The bureau was prominent among the exhibitors of the DefExpo India 2004 international show, underway in New Delhi, February 4 into 7.
The Rubin was exhibiting, among other items, the Amur 950 submarine, and a dummy of the trailblazing diesel electric Amur 1650. The latter is incomparably superior to, let say, France's Scorpain, Mr. Ovdienko proudly remarked.
Top-notch Indian naval officers were gasping at the Amurs on show. They spectacularly supercede previous-generation submarines for battle efficiency, what with the latest arms - in particular, assault missiles, to say nothing of super-powerful engines and unprecedented speed. The Amur can stay under water for very long, and is sensationally secretive as it makes no more noise than waves splashing.

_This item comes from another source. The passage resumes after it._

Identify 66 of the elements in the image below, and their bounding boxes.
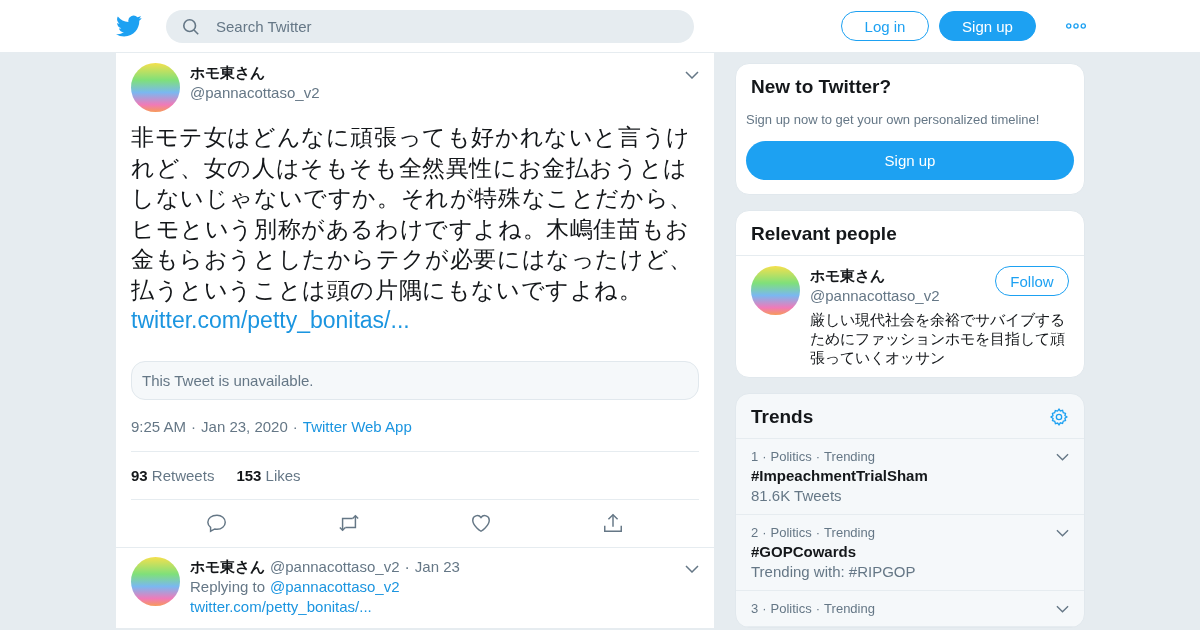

Rubin spokesmen used the show to negotiate with India's Larson & Tubra shipbuilders, anxious to make Russian-designed subs on license. These initial contacts are in keeping with Indian governmental policies for long-term progress of military technological partnerships.
To all appearances, Russia will build two or three vessels for India next to pass the project on to India. It is too early to expect a contract now-it takes Indians extremely long to make preparations for ventures of the kind, warns Igor Ovdienko.
Russian ships are not new to the Indian Navy. Its personnel knows them, and has a long record of sailing Russian vessels, so it is quite natural to expect Amur 1650s in India, he says.